Basic knowledge of crawler base-http requests

Source: Internet
Author: User
Tags ranges rfc822

Baidu Encyclopedia on the introduction of reptiles:

Web crawler (also known as Web spider, Network robot, in the middle of the foaf community, more often called the Web Chaser), is a certain rules, automatically crawl the World Wide Web information program or script.

Tools used in the development of crawlers: Chrome browser, fiddler tool, Postman plugin.

Address for fiddler knowledge: http://kb.cnblogs.com/page/130367/

The following is the most basic knowledge: HTTP requests. (The following knowledge is derived from: http://www.runoob.com/http/http-intro.html)

definition :

The HTTP protocol is an abbreviation for the Hyper Text Transfer Protocol (Hypertext Transfer Protocol), which is used to transfer hypertext to the local browser from the World Wide Web (www:world Wide Web) server. TTP is a TCP/IP communication protocol that transmits data (HTML files, image files, query results, and so on).

Working principle :

The HTTP protocol works on the client-server architecture. The browser sends all requests via URLs to the HTTP server, which is the Web servers, as an HTTP client.

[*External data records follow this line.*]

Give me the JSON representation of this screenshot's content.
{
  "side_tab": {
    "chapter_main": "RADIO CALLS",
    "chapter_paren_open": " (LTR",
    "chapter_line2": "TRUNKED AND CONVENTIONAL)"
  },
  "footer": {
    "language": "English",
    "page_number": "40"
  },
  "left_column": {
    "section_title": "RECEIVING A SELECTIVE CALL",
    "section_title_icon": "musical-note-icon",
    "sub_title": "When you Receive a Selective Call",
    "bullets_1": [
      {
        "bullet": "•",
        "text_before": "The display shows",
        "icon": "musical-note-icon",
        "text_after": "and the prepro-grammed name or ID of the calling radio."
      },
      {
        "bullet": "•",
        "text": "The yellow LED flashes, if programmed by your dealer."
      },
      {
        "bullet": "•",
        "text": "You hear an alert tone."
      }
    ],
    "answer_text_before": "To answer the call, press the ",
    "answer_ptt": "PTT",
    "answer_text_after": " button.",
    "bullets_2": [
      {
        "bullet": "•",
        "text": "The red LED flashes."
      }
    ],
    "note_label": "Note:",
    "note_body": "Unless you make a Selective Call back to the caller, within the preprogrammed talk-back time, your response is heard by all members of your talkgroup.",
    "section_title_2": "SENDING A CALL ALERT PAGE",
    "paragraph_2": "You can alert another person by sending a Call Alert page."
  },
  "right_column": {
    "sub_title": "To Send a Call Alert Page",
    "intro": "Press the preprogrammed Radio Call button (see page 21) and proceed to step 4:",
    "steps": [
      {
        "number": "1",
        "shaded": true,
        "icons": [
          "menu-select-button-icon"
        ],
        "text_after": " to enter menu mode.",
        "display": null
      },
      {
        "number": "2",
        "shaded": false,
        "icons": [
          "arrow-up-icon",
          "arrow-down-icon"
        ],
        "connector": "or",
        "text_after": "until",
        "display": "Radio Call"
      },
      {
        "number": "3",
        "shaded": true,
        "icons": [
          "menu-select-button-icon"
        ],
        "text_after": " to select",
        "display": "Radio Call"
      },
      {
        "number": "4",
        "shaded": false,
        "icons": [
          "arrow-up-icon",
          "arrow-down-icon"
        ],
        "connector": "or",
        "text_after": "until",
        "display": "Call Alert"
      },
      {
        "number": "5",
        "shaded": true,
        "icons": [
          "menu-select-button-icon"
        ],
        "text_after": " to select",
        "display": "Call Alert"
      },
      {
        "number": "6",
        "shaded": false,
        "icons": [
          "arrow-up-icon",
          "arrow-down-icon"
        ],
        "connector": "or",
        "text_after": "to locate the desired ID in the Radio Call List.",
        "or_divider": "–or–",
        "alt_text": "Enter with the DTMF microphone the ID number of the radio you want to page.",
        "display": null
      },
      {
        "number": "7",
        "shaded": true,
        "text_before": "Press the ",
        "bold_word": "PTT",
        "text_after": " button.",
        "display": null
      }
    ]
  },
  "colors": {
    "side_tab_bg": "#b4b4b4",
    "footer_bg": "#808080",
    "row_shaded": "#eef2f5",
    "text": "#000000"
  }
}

The Web server has: Apache server, IIS server (Internet information Services) and so on.

The Web server sends a response message to the client, based on the received request. The HTTP default port number is 80, but you can also change to 8080 or another port.

HTTP three-point considerations:

    • HTTP is no connection: the meaning of no connection is to limit the processing of only one request per connection. When the server finishes processing the customer's request and receives the customer's answer, the connection is disconnected. In this way, the transmission time can be saved.
    • HTTP is media Independent: This means that any type of data can be sent over HTTP as long as the client and the server know what to do with the data content. The client and server specify that the appropriate Mime-type content type be used.
    • HTTP is stateless: The HTTP protocol is a stateless protocol. Stateless means that the protocol has no memory capacity for transactional processing. A lack of state means that if the previous information is required for subsequent processing, it must be re-routed, which may cause the amount of data to be transferred per connection to increase. On the other hand, it responds faster when the server does not need the previous information.
HTTP Message structure:

HTTP is an architecture model based on client/server (c/s) that exchanges information through a reliable link and is a stateless request/response protocol.

An HTTP "client" is an application (Web browser or any other client) that connects to the server to achieve the purpose of sending one or more HTTP requests to the server.

An HTTP "server" is also an application (typically a Web service, such as an Apache Web server or an IIS server) that receives requests from clients and sends HTTP response data to the client.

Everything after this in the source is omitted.